Анаис только что выехала из пансиона, когда прибыла бандероль. Мсье Чалоян отправил сверток к мсье Шарлю. Он не стал бы лишать девочку драгоценного знака родительской любви. Впоследствии он пересылал ей все письма.
Когда Анаис явилась на авеню Анри-Мартен, она была во власти мсье Шарля. Нам она представила его своим крестным.
– Она в самом деле относилась к нему как к своему опекуну, – сказал мне Винсент, – так как уже не сомневалась, что ее родители умерли. Когда она приезжала к ним в Южную Америку на каникулы, мсье Шарль мысленно ее сопровождал. Он был там. Он существовал взаправду.
Винсент резко встал и облокотился на перила, повернувшись ко мне спиной. То, что ему следовало бы теперь добавить, скажу я. Эти слова не сорвутся у него с языка. «Она сделала его консулом Перу, – говорю я в свою очередь. – Она присвоила ему титул своего отца. А главное, – она его любит. Она любит его именно как отца. Любит за все испытания и унижения, которым он ее подвергает. День за днем, через новые страдания, он стал ее создателем. Он завершает то, что предпринял мсье Чалоян».

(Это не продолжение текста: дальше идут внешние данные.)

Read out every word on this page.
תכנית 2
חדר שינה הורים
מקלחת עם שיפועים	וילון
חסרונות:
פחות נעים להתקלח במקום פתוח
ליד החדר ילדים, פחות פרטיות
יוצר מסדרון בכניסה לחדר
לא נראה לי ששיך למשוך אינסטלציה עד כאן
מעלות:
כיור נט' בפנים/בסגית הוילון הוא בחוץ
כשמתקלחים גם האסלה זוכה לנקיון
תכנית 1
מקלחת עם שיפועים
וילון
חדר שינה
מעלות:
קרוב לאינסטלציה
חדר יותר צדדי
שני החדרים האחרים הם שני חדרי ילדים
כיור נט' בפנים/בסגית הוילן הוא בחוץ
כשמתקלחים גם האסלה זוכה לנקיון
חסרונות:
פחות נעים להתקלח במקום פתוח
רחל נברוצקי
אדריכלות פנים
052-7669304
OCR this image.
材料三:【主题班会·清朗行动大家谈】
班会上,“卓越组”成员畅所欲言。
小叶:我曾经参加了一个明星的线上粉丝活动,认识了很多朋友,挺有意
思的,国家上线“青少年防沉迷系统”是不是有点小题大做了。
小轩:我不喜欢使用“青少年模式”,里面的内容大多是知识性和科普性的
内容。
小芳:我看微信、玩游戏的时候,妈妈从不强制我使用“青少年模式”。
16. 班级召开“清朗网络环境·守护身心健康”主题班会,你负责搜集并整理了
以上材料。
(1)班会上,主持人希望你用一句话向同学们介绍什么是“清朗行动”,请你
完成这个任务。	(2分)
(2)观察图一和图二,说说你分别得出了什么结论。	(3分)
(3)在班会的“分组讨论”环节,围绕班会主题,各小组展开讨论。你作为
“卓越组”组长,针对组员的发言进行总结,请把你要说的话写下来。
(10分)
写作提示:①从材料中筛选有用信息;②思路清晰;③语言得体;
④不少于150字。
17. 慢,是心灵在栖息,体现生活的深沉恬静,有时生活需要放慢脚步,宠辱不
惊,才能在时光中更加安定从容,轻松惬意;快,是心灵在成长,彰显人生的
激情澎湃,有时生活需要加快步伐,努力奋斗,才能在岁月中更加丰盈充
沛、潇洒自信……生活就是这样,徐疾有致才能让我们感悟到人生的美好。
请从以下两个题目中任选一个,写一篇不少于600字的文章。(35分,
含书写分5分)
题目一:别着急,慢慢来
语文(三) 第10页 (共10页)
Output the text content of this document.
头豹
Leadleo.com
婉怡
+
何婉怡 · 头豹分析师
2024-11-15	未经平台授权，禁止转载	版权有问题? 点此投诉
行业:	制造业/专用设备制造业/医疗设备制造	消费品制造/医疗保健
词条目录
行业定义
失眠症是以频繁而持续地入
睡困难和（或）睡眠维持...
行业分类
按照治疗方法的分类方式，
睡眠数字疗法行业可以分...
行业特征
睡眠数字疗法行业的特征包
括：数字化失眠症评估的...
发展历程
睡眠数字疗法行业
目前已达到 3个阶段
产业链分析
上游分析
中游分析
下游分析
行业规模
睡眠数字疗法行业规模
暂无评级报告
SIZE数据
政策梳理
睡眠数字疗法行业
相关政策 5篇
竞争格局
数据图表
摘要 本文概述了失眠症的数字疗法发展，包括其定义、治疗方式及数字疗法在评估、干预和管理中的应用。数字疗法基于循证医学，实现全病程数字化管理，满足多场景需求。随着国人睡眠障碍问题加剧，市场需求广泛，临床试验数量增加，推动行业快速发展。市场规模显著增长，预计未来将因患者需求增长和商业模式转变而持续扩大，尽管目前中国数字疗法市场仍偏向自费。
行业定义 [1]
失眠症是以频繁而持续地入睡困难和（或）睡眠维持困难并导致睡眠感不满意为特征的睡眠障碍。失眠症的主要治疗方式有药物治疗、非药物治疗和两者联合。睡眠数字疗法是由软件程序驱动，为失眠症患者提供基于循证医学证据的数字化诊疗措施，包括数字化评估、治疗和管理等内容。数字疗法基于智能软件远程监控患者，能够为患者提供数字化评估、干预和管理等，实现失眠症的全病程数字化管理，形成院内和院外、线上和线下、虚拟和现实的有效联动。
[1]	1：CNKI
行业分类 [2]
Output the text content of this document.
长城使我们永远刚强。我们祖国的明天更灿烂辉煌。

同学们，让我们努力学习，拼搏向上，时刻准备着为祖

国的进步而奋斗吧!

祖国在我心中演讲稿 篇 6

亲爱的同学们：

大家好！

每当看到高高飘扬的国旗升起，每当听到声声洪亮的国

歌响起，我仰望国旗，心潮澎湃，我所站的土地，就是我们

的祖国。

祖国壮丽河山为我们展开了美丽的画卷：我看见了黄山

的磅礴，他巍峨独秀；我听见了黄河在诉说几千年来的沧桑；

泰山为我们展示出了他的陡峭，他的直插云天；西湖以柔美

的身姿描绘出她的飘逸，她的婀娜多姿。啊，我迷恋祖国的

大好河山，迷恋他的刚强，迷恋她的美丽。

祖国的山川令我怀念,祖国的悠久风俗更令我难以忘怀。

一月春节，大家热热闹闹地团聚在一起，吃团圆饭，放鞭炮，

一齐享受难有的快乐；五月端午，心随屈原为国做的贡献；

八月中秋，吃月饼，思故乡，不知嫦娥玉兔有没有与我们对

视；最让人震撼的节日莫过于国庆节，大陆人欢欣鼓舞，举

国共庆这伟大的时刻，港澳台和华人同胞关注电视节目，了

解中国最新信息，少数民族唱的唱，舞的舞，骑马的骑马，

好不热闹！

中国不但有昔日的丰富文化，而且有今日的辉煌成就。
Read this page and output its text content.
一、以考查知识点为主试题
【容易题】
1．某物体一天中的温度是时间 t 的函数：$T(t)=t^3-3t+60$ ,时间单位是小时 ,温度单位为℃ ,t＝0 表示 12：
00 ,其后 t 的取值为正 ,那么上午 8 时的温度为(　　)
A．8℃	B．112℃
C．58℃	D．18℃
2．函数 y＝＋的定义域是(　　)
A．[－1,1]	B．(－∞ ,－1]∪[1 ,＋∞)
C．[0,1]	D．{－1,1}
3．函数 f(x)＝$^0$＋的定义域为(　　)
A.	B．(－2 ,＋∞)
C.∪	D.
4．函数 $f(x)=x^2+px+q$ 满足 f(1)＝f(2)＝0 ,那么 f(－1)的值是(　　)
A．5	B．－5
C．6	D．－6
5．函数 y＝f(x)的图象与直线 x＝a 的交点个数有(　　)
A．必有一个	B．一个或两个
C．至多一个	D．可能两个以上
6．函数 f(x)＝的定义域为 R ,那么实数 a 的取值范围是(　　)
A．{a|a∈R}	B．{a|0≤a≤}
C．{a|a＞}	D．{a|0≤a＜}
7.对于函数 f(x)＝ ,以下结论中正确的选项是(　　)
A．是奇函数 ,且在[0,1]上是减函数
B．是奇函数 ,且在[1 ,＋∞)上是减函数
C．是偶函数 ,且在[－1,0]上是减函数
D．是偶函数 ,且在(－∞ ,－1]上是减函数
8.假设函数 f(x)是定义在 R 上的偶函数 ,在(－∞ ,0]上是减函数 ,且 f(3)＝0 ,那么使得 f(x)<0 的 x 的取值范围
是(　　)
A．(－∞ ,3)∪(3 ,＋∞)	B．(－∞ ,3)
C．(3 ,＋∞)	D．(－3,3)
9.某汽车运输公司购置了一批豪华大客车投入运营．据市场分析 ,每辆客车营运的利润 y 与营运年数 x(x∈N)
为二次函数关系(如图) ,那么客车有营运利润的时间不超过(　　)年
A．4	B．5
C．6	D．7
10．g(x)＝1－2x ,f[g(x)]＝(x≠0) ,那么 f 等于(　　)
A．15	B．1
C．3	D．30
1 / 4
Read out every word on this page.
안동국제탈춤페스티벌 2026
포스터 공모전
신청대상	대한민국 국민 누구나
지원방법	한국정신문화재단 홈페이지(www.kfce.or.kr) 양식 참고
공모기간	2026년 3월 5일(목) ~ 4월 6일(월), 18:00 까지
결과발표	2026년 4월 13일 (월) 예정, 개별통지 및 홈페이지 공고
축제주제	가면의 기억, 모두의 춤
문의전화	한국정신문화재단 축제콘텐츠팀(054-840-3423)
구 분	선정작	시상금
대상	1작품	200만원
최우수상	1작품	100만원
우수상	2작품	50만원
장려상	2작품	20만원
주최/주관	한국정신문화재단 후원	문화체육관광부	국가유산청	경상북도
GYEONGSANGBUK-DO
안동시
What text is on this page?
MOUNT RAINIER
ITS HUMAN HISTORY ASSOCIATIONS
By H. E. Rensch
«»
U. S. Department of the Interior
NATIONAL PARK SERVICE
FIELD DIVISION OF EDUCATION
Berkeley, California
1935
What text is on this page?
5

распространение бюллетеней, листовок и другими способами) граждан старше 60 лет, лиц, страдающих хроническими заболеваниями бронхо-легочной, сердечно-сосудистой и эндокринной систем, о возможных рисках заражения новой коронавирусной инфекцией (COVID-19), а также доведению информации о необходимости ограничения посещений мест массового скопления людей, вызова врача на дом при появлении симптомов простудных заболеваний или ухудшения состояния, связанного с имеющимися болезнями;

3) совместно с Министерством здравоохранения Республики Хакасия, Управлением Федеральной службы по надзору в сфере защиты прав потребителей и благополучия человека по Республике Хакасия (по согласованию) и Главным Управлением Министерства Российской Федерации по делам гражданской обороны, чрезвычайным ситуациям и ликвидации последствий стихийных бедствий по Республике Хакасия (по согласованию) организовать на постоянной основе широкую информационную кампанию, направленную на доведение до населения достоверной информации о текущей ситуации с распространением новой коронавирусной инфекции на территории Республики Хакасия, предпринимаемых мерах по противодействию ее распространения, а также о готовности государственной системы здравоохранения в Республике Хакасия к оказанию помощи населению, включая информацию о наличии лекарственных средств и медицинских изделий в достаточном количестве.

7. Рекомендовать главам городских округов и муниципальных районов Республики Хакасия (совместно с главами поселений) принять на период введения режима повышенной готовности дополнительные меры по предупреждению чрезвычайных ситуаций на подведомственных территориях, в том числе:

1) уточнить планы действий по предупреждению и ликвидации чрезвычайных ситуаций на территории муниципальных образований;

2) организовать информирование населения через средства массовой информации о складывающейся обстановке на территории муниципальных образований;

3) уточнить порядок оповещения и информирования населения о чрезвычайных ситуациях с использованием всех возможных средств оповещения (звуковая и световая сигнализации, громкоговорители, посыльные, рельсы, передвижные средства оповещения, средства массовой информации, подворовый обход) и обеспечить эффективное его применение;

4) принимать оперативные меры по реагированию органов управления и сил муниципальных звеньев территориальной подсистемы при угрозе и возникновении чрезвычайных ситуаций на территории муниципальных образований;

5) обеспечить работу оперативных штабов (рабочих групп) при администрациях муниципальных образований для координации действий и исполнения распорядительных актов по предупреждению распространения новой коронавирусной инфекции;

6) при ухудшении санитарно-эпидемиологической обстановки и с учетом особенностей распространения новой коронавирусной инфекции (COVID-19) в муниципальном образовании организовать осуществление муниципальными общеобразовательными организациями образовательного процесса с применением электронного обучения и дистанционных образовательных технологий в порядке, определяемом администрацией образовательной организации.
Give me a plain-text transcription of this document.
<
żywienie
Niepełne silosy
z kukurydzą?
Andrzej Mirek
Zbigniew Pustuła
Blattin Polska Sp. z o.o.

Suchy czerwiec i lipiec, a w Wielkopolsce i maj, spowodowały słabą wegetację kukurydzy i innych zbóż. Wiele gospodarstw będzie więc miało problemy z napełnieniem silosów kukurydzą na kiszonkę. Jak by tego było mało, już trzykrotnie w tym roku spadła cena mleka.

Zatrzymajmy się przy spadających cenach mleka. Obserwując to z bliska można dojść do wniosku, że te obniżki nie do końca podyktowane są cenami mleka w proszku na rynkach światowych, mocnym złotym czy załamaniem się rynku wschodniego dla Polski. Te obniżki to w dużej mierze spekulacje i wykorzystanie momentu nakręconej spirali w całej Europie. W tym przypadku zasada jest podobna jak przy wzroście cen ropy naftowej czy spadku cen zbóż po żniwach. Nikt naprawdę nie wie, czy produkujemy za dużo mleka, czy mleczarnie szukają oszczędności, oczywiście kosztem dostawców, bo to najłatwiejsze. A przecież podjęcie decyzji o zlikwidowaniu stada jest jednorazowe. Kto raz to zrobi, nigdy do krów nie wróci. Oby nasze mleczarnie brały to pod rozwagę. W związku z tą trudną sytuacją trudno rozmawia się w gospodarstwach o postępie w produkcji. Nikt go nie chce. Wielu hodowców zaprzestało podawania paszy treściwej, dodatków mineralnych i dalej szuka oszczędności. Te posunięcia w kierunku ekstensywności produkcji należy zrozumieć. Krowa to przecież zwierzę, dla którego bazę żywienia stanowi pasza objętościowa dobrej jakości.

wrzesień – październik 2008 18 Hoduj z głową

Этот последний знал уже с первого вечера, что ему нечего бояться со стороны девочки – ни того, что она воспротивится, ни того, что проболтается: кому она сможет довериться? К кому она была по-настоящему привязана, кроме тех, кто ее развращал?
IV
Однажды я провел вечер у друзей, живших в художественной мастерской на улице Кампань-Премьер.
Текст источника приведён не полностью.